Troisièmement, les responsables israéliens soutiennent que la responsabilité de l’armée dans la vie des civils s’arrête une fois qu’elle a lancé ses avertissements. Sauf que c’est juridiquement, pratiquement et moralement inexact. En plus des risques ci-dessus, les coups sur le toit, et les attaques de missiles qui suivent, sont directement responsables du déplacement et de la dépossession de familles palestiniennes, les forçant à l’itinérance et à la pauvreté. Ceci est encore aggravé par le fait qu’il n’y a nulle part où aller dans la bande de Gaza. Avec la fermeture de ses points de passages terrestres, ses villes surpeuplées, ses installations humanitaires à bout de souffle, le ciblage de ses hôpitaux et de ses abris, et les attaques aériennes sur pratiquement toutes les parties de son petit territoire, Gaza, plus que jamais, a ressemblé à une prison agitée où les Palestiniens se voyaient refuser même le droit d’être des réfugiés.

Ces conséquences dévastatrices des coups sur le toit ont déjà été constatées par le passé.

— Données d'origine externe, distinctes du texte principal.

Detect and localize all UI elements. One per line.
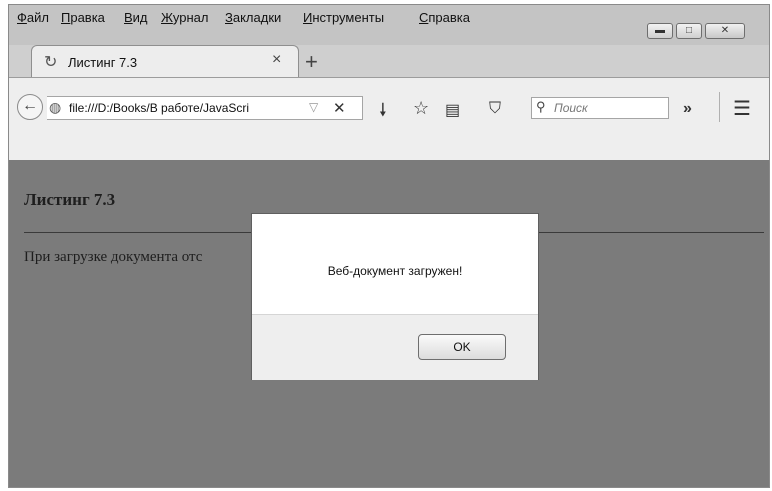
- close-icon: ✕: [720, 25, 730, 36]
- minimize-button[interactable]: ▬: [647, 23, 673, 39]
- browser-window: Файл Правка Вид Журнал Закладки Инструме…: [8, 4, 770, 488]
- page-body-text: При загрузке документа отс: [24, 249, 203, 265]
- navbar-divider: [719, 92, 720, 122]
- url-text[interactable]: file:///D:/Books/В работе/JavaScri: [69, 101, 303, 115]
- back-arrow-icon: ←: [22, 97, 38, 114]
- bookmark-star-icon[interactable]: ☆: [413, 98, 429, 119]
- alert-dialog: Веб-документ загружен! OK: [251, 213, 539, 380]
- globe-icon: ◍: [49, 99, 62, 115]
- ok-button[interactable]: OK: [418, 334, 506, 360]
- download-icon[interactable]: 🠗: [379, 98, 387, 128]
- search-placeholder: Поиск: [554, 101, 588, 115]
- reader-view-icon[interactable]: ▤: [445, 100, 460, 120]
- hamburger-menu-icon[interactable]: ☰: [733, 96, 751, 121]
- page-heading: Листинг 7.3: [24, 190, 116, 209]
- menu-bookmarks[interactable]: Закладки: [225, 10, 281, 25]
- url-dropdown-icon[interactable]: ▽: [309, 100, 318, 114]
- address-bar[interactable]: ◍ file:///D:/Books/В работе/JavaScri ▽ ✕: [47, 96, 363, 120]
- tab-active[interactable]: ↻ Листинг 7.3 ×: [31, 45, 299, 78]
- back-button[interactable]: ←: [17, 94, 43, 120]
- menu-help[interactable]: Справка: [419, 10, 470, 25]
- menu-bar: Файл Правка Вид Журнал Закладки Инструме…: [9, 5, 769, 45]
- tab-title: Листинг 7.3: [68, 55, 138, 70]
- maximize-icon: □: [685, 25, 693, 36]
- tab-close-icon[interactable]: ×: [272, 51, 281, 69]
- dialog-message: Веб-документ загружен!: [327, 264, 463, 278]
- search-box[interactable]: ⚲ Поиск: [531, 97, 669, 119]
- dialog-footer: OK: [252, 314, 538, 380]
- overflow-chevron-icon[interactable]: »: [683, 100, 692, 118]
- navigation-bar: ← ◍ file:///D:/Books/В работе/JavaScri ▽…: [9, 77, 769, 160]
- minimize-icon: ▬: [655, 25, 665, 36]
- menu-file[interactable]: Файл: [17, 10, 49, 25]
- maximize-button[interactable]: □: [676, 23, 702, 39]
- close-window-button[interactable]: ✕: [705, 23, 745, 39]
- pocket-icon[interactable]: ⛉: [489, 100, 501, 118]
- reload-icon: ↻: [44, 54, 58, 71]
- new-tab-button[interactable]: +: [305, 49, 318, 75]
- menu-tools[interactable]: Инструменты: [303, 10, 384, 25]
- menu-edit[interactable]: Правка: [61, 10, 105, 25]
- search-icon: ⚲: [536, 99, 546, 114]
- menu-view[interactable]: Вид: [124, 10, 148, 25]
- menu-history[interactable]: Журнал: [161, 10, 208, 25]
- url-clear-icon[interactable]: ✕: [333, 99, 346, 117]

Dans l’enquête sur l’ « opération Plomb durci » de 2008/2009, la commission d’enquête des Nations-Unies sur le conflit de Gaza a conclu que les coups sur le toit étaient un avertissement inefficace « constituant une forme d’attaque » contre les habitants des immeubles ciblés, et qu’ils visaient plus probablement à « semer la terreur et la confusion chez les civils touchés » plutôt que de les aider à se mettre en sécurité. Bref, contrairement aux allégations que l’on attend de l’équipe juridique israélienne, les coups sur le toit ne donnent aucun caractère légal à ce qui est clairement jugé comme un crime par le droit international : une punition collective de civils. Même si des cibles militaires ont été incorporées dans des zones civiles, il y a rarement une raison militaire ou morale pour excuser le préjudice disproportionné causé à des milliers de civils à travers ces mesures. Le fait qu’Israël ait lancé des offensives contre Gaza à trois reprises ces six dernières années, tout en maintenant un blocus pendant huit années, prouve encore une fois que sa politique militaire fait peu de cas d’une sécurité dont se targue ses dirigeants pour les justifier. Son seul résultat, malgré les mythes qui veulent le dissimuler, c’est de faire des conditions humanitaires extrêmes de Gaza un élément constant dans la vie de sa population. Jusqu’à ce que cette politique prenne fin, plus encore de Palestiniens peuvent se trouver menacés avec le même message par téléphone, explosion ou missile : « Votre maison est la prochaine… Courrez ! ».